Cindy Perettie, Head of KITE, KITE: It’s about in the long term room or or neurology? It’s about in the long term replicating the model. In the near term, what we found is that, entertaining centers that have strong relationships between oncologists and their rheumatologists or their neurologists or those CAR T treaters who are have enough foresight to say this looks really great in lupus, and I’m gonna go down the hall and introduce myself to the rheumatology practice is really important. So as we get our clinical trials up in the existing authorized treatment centers, what we’re finding is, we want the centers that have that rapport, that are willing to just say, I’m not an oncology treater only. I’m gonna establish a relationship with the neurology unit, with the rheumatology unit.

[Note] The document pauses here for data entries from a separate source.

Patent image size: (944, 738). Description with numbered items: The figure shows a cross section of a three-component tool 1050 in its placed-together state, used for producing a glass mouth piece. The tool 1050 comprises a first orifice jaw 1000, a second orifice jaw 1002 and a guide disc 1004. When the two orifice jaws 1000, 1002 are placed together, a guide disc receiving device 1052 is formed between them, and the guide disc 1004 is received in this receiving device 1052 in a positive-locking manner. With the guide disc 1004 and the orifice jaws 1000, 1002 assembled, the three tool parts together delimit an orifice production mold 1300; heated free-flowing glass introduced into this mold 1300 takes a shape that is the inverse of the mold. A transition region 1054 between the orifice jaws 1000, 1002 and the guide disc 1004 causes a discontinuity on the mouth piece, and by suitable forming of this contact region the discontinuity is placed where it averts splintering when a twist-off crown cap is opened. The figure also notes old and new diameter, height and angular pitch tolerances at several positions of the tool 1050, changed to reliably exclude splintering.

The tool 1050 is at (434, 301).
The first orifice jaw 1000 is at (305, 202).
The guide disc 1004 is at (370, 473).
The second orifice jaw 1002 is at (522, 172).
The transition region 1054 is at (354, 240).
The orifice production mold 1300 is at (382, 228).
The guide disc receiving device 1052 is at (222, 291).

But long term, these patients are seen, you know, in the community, and being able to replicate what we learn in oncology to those practices will be important. And the therapies have to get safer. Right? Safer and safer so you don’t have lymphodepletion down the road and that you have an opportunity to truly deliver these in a in a community setting.
Dana Grabosch, Senior Analyst, Leerink Partners: Do you have, anything on the horizon on not using lymphodepletion or using reduced lymphodepletion?
Cindy Perettie, Head of KITE, KITE: We have efforts. We have ongoing efforts from a research perspective in that space.
Dana Grabosch, Senior Analyst, Leerink Partners: Awesome. So we went a minute over time. Okay. Thank you so much. Thank you.
It was a great conversation. Thank you for everybody’s attention.
Cindy Perettie, Head of KITE, KITE: Thank you.